C’est également à cette époque qu’il noue une grande amitié avec un jeune scénariste engagé pour écrire 4 épisodes de « Starsky & Hutch » : Michael Mann. En 1976, profitant de la pause estivale de sa série policière, Glaser incarne le rôle d’Houdini, le célèbre illusionniste dans le téléfilm « The Great Houdini », aux côtés de Bill Bixby (L’Incroyable Hulk).

Au terme de la seconde saison de « Starsky & Hutch », Paul se lasse de son personnage et tente, sans succès, de faire annuler son contrat le liant à Spelling. En compensation, son salaire hebdomadaire passe de 10.000 $ par épisode à 40.000 $. Il est vrai qu’à partir de la 3ème saison, la série policière perd son côté polar urbain, rappelant par moments « L’Inspecteur Harry ». A la place, le spectateur a droit à des intrigues farfelues où il voit nos deux flics partir sur une île paradisiaque sous la coupe d’un prêtre vaudou ou encore exercer des missions d’infiltration…déguisés en coiffeurs ! Quand ce n’est pas en mime ou en Charlot…

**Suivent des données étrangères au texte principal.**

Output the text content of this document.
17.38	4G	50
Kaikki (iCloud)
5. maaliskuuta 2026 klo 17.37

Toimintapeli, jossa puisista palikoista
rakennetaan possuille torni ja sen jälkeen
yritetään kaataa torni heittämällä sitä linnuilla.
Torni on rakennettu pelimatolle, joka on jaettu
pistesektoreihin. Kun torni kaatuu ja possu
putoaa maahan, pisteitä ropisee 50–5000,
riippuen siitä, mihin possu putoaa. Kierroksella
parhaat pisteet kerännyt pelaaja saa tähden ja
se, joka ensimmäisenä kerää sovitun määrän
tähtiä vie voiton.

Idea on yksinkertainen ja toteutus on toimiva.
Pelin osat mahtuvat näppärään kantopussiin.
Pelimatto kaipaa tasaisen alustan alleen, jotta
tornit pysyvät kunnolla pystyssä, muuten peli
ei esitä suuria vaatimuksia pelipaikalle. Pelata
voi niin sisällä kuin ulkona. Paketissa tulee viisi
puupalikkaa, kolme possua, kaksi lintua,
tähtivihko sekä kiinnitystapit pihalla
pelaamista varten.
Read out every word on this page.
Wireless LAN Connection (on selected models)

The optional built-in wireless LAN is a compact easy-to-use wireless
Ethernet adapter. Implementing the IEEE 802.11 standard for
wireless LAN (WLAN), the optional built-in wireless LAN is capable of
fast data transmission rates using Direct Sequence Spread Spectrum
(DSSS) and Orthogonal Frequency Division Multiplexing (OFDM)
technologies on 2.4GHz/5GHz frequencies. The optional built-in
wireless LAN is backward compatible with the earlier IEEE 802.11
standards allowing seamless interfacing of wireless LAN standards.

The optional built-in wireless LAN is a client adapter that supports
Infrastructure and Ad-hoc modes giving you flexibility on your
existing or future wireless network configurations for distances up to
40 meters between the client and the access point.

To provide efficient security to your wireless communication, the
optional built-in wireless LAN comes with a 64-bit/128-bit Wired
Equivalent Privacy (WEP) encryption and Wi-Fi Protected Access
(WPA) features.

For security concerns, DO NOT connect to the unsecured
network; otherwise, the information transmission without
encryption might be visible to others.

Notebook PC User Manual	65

Egalement attiré par les sirènes du cinéma, David Soul, attrape la grosse tête et déclare à la presse qu’il « ne va pas continuer à jouer dans une série alimentaire ». Bref, l’ambiance se dégrade et la qualité de la série s’en ressent. Au terme de sa quatrième saison, après 89 épisodes tournés dont 5 mis en scène par Paul Michael Glaser, « Starsky & Hutch » est annulée, notamment en raison des baisses d’audience et surtout des prétentions salariales des deux vedettes. Spelling jette l’éponge pour se consacrer à ses autres séries (Drôles de dames, La croisière s’amuse, Pour l’amour du risque, …).

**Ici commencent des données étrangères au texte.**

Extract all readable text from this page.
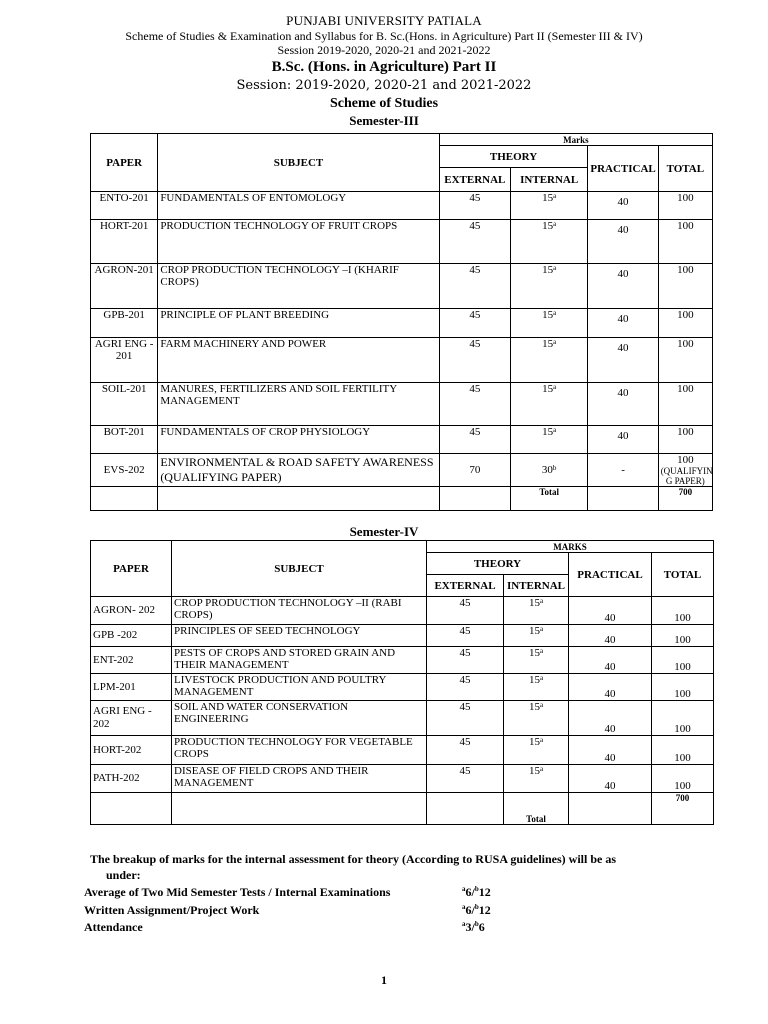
PUNJABI UNIVERSITY PATIALA
Scheme of Studies & Examination and Syllabus for B. Sc.(Hons. in Agriculture) Part II (Semester III & IV)
Session 2019-2020, 2020-21 and 2021-2022
B.Sc. (Hons. in Agriculture) Part II
Session: 2019-2020, 2020-21 and 2021-2022
Scheme of Studies
Semester-III
PAPER	SUBJECT	Marks			
		THEORY		PRACTICAL	TOTAL
		EXTERNAL	INTERNAL		
ENTO-201	FUNDAMENTALS OF ENTOMOLOGY	45	15$^a$	40	100

HORT-201	PRODUCTION TECHNOLOGY OF FRUIT CROPS	45	15$^a$	40	100

AGRON-201	CROP PRODUCTION TECHNOLOGY –I (KHARIF CROPS)	45	15$^a$	40	100

GPB-201	PRINCIPLE OF PLANT BREEDING	45	15$^a$	40	100

AGRI ENG - 201	FARM MACHINERY AND POWER	45	15$^a$	40	100

SOIL-201	MANURES, FERTILIZERS AND SOIL FERTILITY MANAGEMENT	45	15$^a$	40	100

BOT-201	FUNDAMENTALS OF CROP PHYSIOLOGY	45	15$^a$	40	100

EVS-202	ENVIRONMENTAL & ROAD SAFETY AWARENESS (QUALIFYING PAPER)	70	30$^b$	-	100
(QUALIFYIN G PAPER)

			Total		700
Semester-IV
PAPER	SUBJECT	MARKS			
		THEORY		PRACTICAL	TOTAL
		EXTERNAL	INTERNAL		
AGRON- 202	CROP PRODUCTION TECHNOLOGY –II (RABI CROPS)	45	15$^a$	40	100
GPB -202	PRINCIPLES OF SEED TECHNOLOGY	45	15$^a$	40	100
ENT-202	PESTS OF CROPS AND STORED GRAIN AND THEIR MANAGEMENT	45	15$^a$	40	100
LPM-201	LIVESTOCK PRODUCTION AND POULTRY MANAGEMENT	45	15$^a$	40	100
AGRI ENG - 202	SOIL AND WATER CONSERVATION ENGINEERING	45	15$^a$	40	100
HORT-202	PRODUCTION TECHNOLOGY FOR VEGETABLE CROPS	45	15$^a$	40	100
PATH-202	DISEASE OF FIELD CROPS AND THEIR MANAGEMENT	45	15$^a$	40	100
			Total		700
The breakup of marks for the internal assessment for theory (According to RUSA guidelines) will be as
under:
Average of Two Mid Semester Tests / Internal Examinations	$^a$6/$^b$12
Written Assignment/Project Work	$^a$6/$^b$12
Attendance	$^a$3/$^b$6
1
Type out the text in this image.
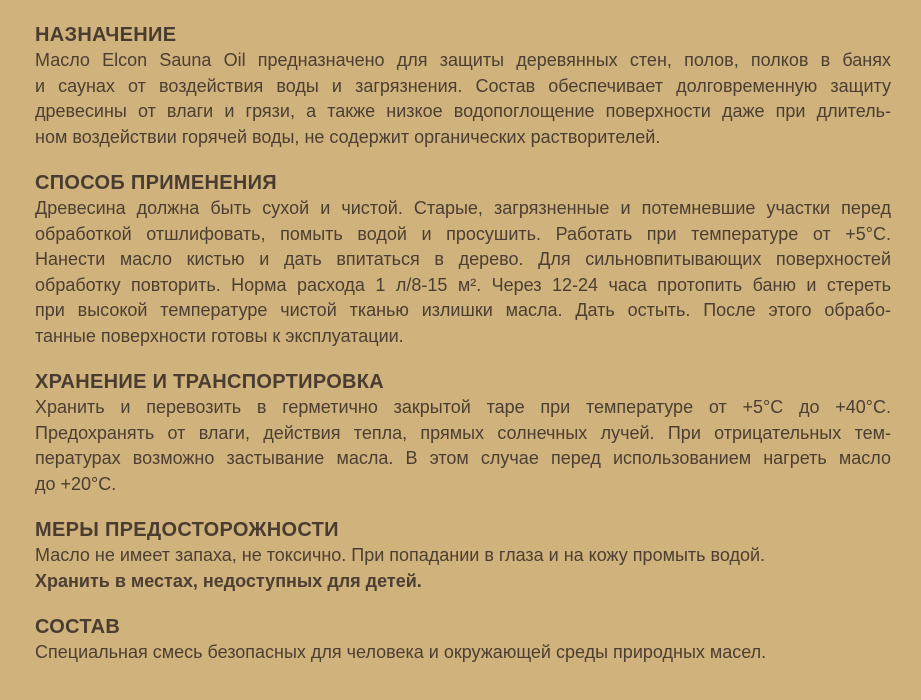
НАЗНАЧЕНИЕ

Масло Elcon Sauna Oil предназначено для защиты деревянных стен, полов, полков в банях

и саунах от воздействия воды и загрязнения. Состав обеспечивает долговременную защиту

древесины от влаги и грязи, а также низкое водопоглощение поверхности даже при длитель-

ном воздействии горячей воды, не содержит органических растворителей.

СПОСОБ ПРИМЕНЕНИЯ

Древесина должна быть сухой и чистой. Старые, загрязненные и потемневшие участки перед

обработкой отшлифовать, помыть водой и просушить. Работать при температуре от +5°С.

Нанести масло кистью и дать впитаться в дерево. Для сильновпитывающих поверхностей

обработку повторить. Норма расхода 1 л/8-15 м². Через 12-24 часа протопить баню и стереть

при высокой температуре чистой тканью излишки масла. Дать остыть. После этого обрабо-

танные поверхности готовы к эксплуатации.

ХРАНЕНИЕ И ТРАНСПОРТИРОВКА

Хранить и перевозить в герметично закрытой таре при температуре от +5°С до +40°С.

Предохранять от влаги, действия тепла, прямых солнечных лучей. При отрицательных тем-

пературах возможно застывание масла. В этом случае перед использованием нагреть масло

до +20°С.

МЕРЫ ПРЕДОСТОРОЖНОСТИ

Масло не имеет запаха, не токсично. При попадании в глаза и на кожу промыть водой.

Хранить в местах, недоступных для детей.

СОСТАВ

Специальная смесь безопасных для человека и окружающей среды природных масел.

Suite à l’annulation de « Starsky & Hutch », Paul Michael Glaser se lance, dès 1980, dans une carrière cinéma en incarnant le Dr. Peter Ross dans « Phobia », un thriller réalisé par le légendaire John Huston (Le Faucon maltais, L’honneur des Prizzi, …). Le film est un échec, l’acteur ayant visiblement été trop marqué dans l’esprit du public par le personnage de Starsky. Sans se décourager, il se tourne alors vers une carrière de réalisateur, tout en continuant de jouer dans diverses séries, téléfilms et films.

En 1980 toujours, un drame terrible frappe sa famille : lors de l’accouchement difficile de leur premier enfant, une petite fille prénommée Ariel ; Elisabeth est contaminée par le virus VIH lors d’une transfusion sanguine. Atteinte du SIDA, elle crée la fondation Elizabeth Glaser Pediatric AIDS Foundation en vue de sensibiliser le grand public à cette maladie peu connue qui, à la même époque, emporta l’acteur de cinéma Rock Hudson. Le couple a encore un second enfant, Jake, né en 1984. Miraculeusement, le comédien n’est pas atteint par la maladie.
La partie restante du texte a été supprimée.